05.05. – Happy Birthday !!! From his early classical roots to collaborations with premier jazz artists to his creative solo career, Cowell’s music has been defined by integrity and taste. With an agile left hand and a relentlessly imaginative approach to standards and his own compositions, his solo concerts are events to be savored.
Stanley Cowell, was born in Toledo, Ohio, in 1941. He studied piano there with Mary Belle Shealy and Elmer Gertz, and pipe organ with J. Harold Harder. By the age of fifteen, he was a featured soloist with the Toledo Youth Orchestra in Kabelevsky’s Piano Concerto No. 3, a church organist/choir director, and a budding jazz pianist.
Cowell’s formal training in music has been quite extensive: a Bachelor of Music degree from Oberlin Conservatory and a Master of Music degree from the University of Michigan.
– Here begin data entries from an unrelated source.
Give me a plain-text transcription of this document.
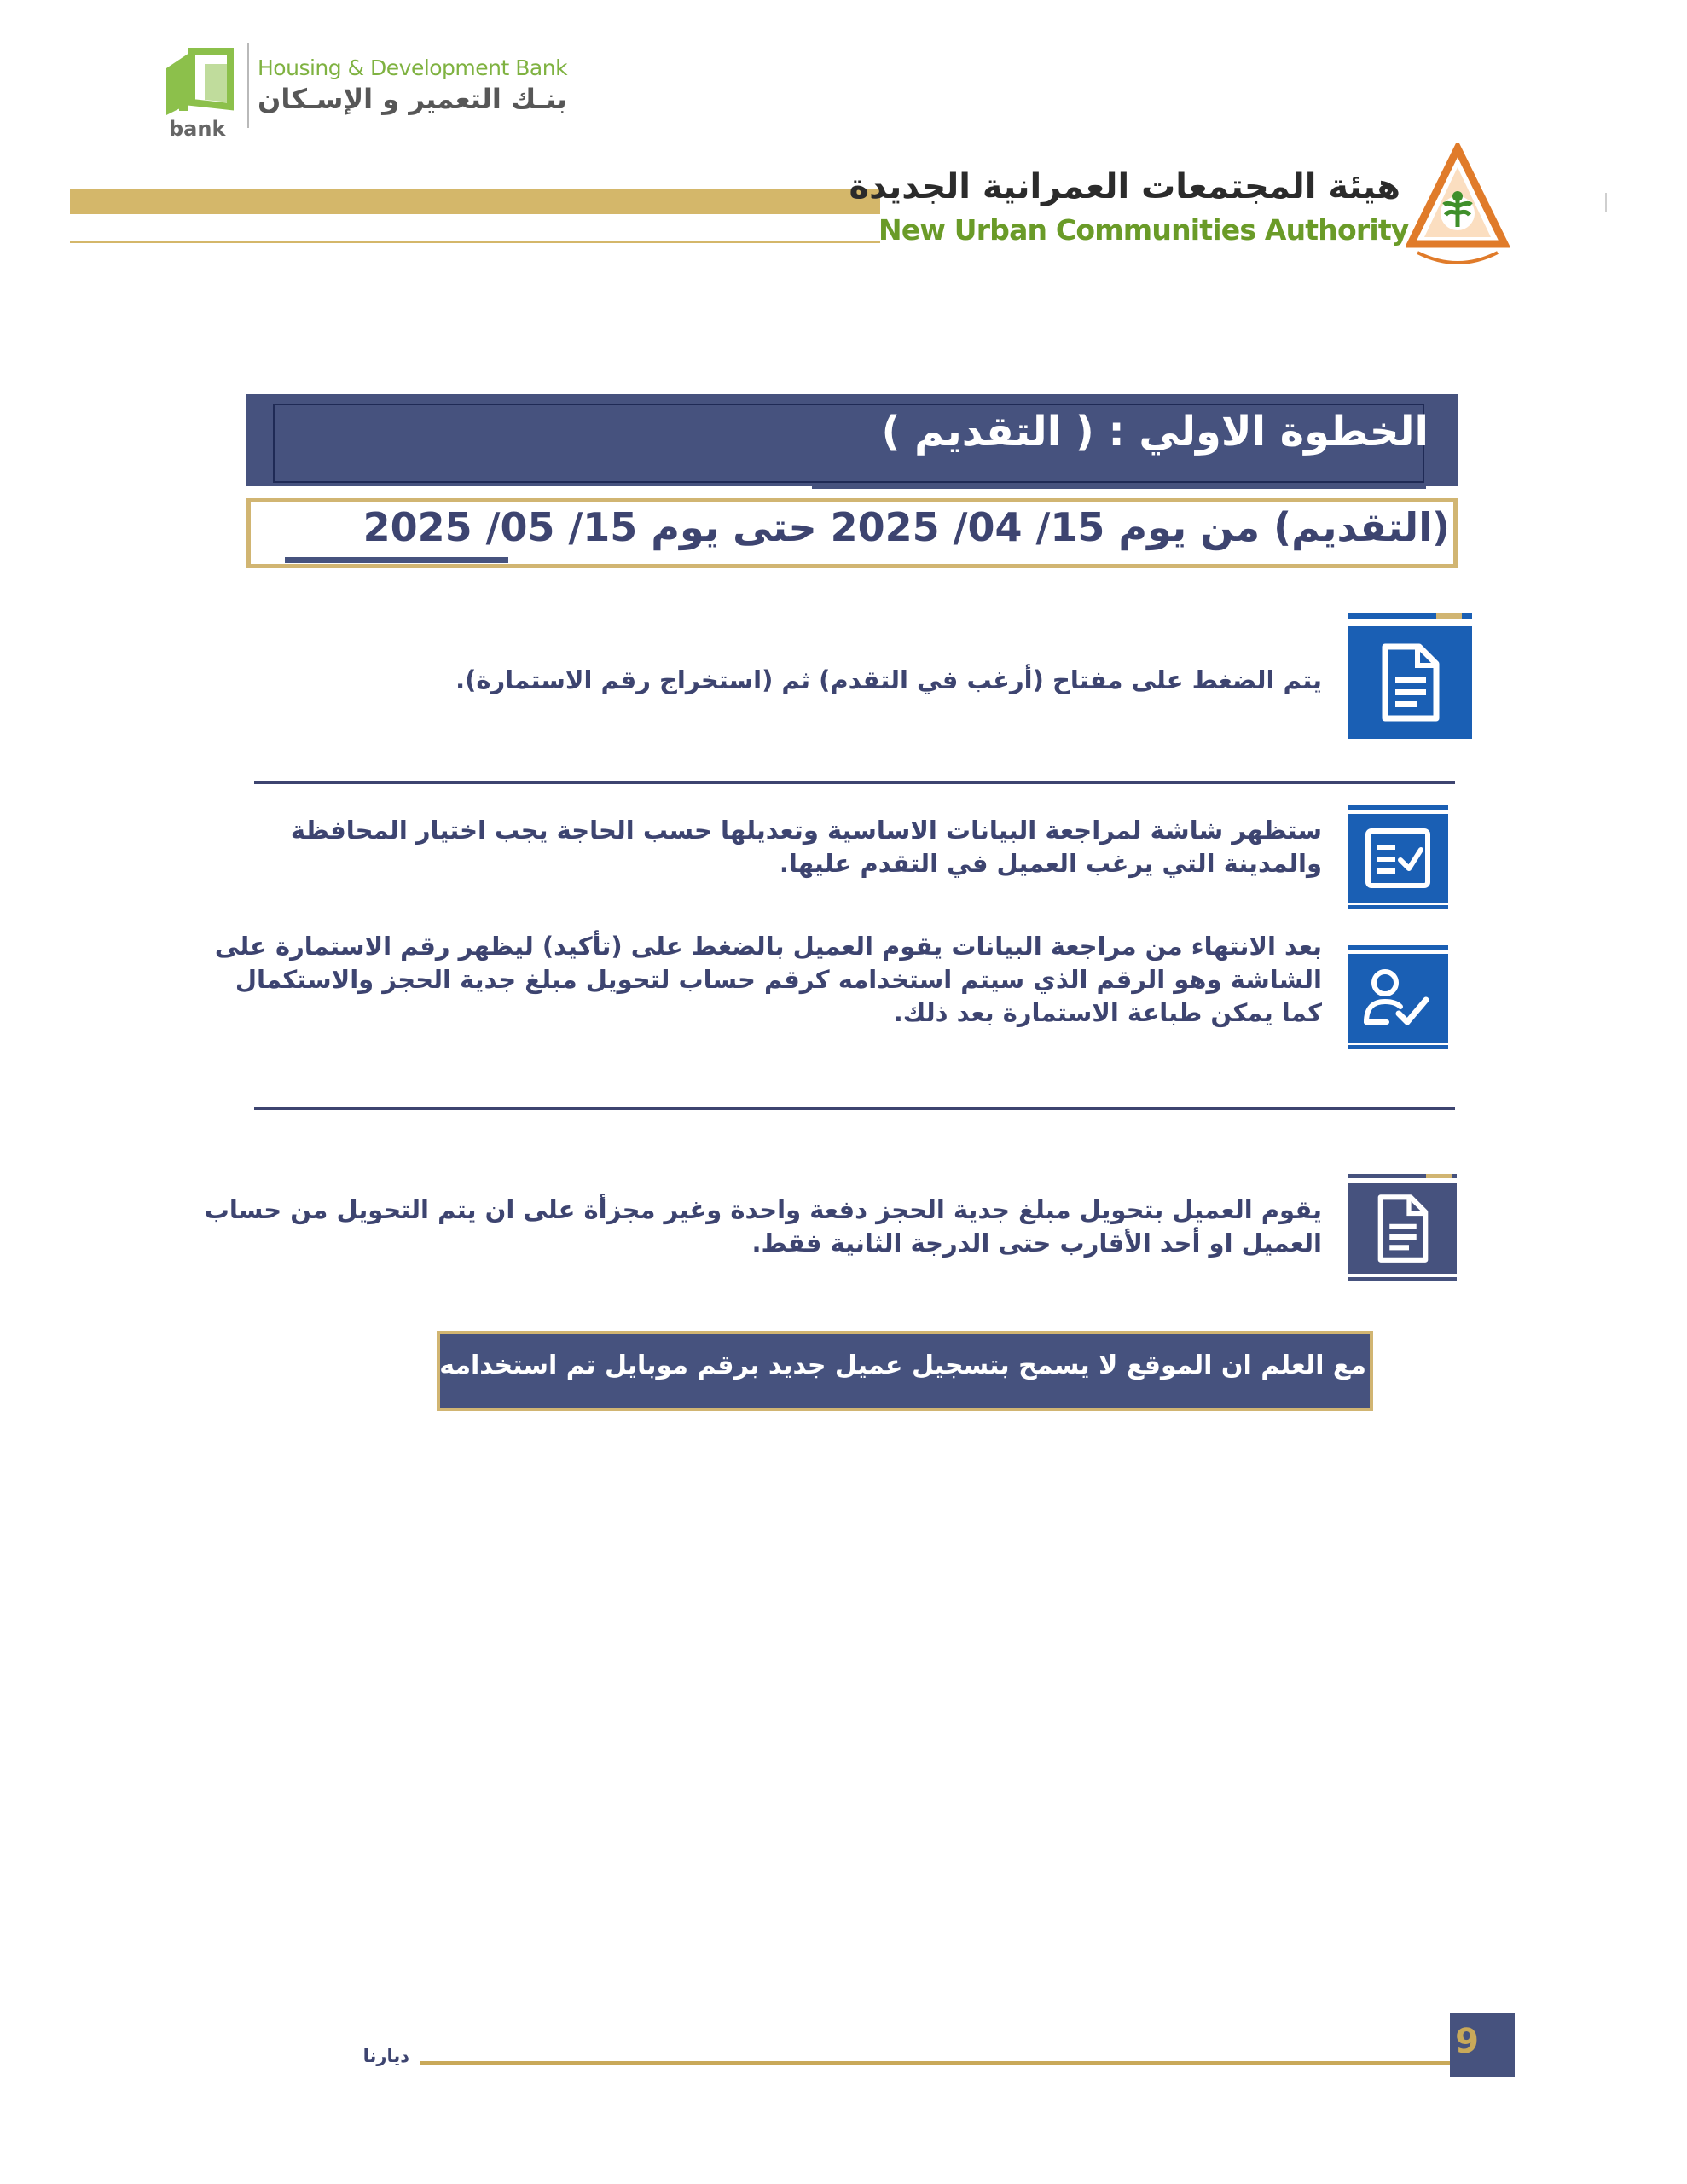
bank
Housing & Development Bank
بنـك التعمير و الإسـكان
هيئة المجتمعات العمرانية الجديدة
New Urban Communities Authority
الخطوة الاولي : ( التقديم )
(التقديم) من يوم 15/ 04/ 2025 حتى يوم 15/ 05/ 2025
يتم الضغط على مفتاح (أرغب في التقدم) ثم (استخراج رقم الاستمارة).
ستظهر شاشة لمراجعة البيانات الاساسية وتعديلها حسب الحاجة يجب اختيار المحافظة
والمدينة التي يرغب العميل في التقدم عليها.
بعد الانتهاء من مراجعة البيانات يقوم العميل بالضغط على (تأكيد) ليظهر رقم الاستمارة على
الشاشة وهو الرقم الذي سيتم استخدامه كرقم حساب لتحويل مبلغ جدية الحجز والاستكمال
كما يمكن طباعة الاستمارة بعد ذلك.
يقوم العميل بتحويل مبلغ جدية الحجز دفعة واحدة وغير مجزأة على ان يتم التحويل من حساب
العميل او أحد الأقارب حتى الدرجة الثانية فقط.
مع العلم ان الموقع لا يسمح بتسجيل عميل جديد برقم موبايل تم استخدامه من قبل
9
ديارنا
He also has additional undergraduate study at the Mozarteum Akademie, Salzburg, Austria, and graduate study at Wichita State University and the University of Southern California. While at U.S.C., 1963-64, he performed Gershwin’s Concerto in F with the Burbank Symphony Orchestra, and played jazz in the Los Angeles area with Curtis Amy’s and Ray Crawford’s bands.
After completing his Masters at Michigan in 1966, Cowell headed for New York City where he worked for such musical artists as Max Roach, Abbey Lincoln, Rahsaan Roland Kirk, Herbie Mann, Miles Davis, Stan Getz and the Bobby Hutcherson-Harold Land groups. For several years he was part of Charles Tolliver’s Music Inc., with whom he formed the innovative musician-owned record company, Strata-East, in 1971.
Cowell organized the Piano Choir in 1972, a group of seven esteemed New York-based keyboardists, and he became a founding member of the Collective Black Artists, Inc., a non-profit company devoted to bringing African-American music and musicians to the public. He served as conductor of the CBA Ensemble, 1973-1974.
In 1974, he served as a musical director of George Wein’s New York Jazz Repertory Company at Carnegie Hall, along with Gil Evans, Dr. Billy Taylor and Sy Oliver. During the Seventies, Cowell established his reputation as a versatile and sensitive pianist/composer, performing and recording with Sonny Rollins, Clifford Jordan, Oliver Nelson, Donald Byrd, Roy Haynes, Richard Davis, Art Pepper, Jimmy Heath and many more great musical artists. From the period 1974-1984 he toured, recorded and conducted workshops throughout the Americas, Europe and Japan as the featured pianist with the Heath Brothers (Percy, Jimmy and Albert). He was a recipient of a Meet The Composer/Rockefeller Foundation/AT&T Jazz Program grant for 1990-1991, for the creation of “Piano Concerto No. 1” (in honor of Art Tatum), which was premiered by the Toledo Symphony Orchestra, January 17, 18, 1992.
Cowell served on the board of the Charlin Jazz Society, producer of jazz concerts in Washington, D.C., 1990-1996. He and his wife Sylvia currently produce concerts in Prince George’s County, Maryland, under The Piano Choir, Inc., a non-profit music and educational entity.
In July, 1992, he was the featured piano soloist with the Colorado Festival Orchestra in Gershwin’s Rhapsody In Blue, and many other “third stream” works, conducted by Gunther Schuller and Larry Newland. Stanley Cowell is currently a tenured professor at Rutgers University, Mason Gross School of the Arts, Department of Music, New Brunswick, New Jersey. From 1981-1999, he was a professor at Herbert Lehman College, C.U.N.Y., Bronx, New York, teaching music history, jazz history, piano, improvisation, electronic/computer music, arranging, and jazz band. From 1988-1989, he concurrently taught jazz piano at New England Conservatory, Boston.
Stanley Cowell, the pianist and composer, performs and lectures professionally as a solo pianist, and in ensemble formations from duo to orchestra. He performs in a variety of venues, from jazz club to concert hall, often utilizing electronic sounds and African finger piano.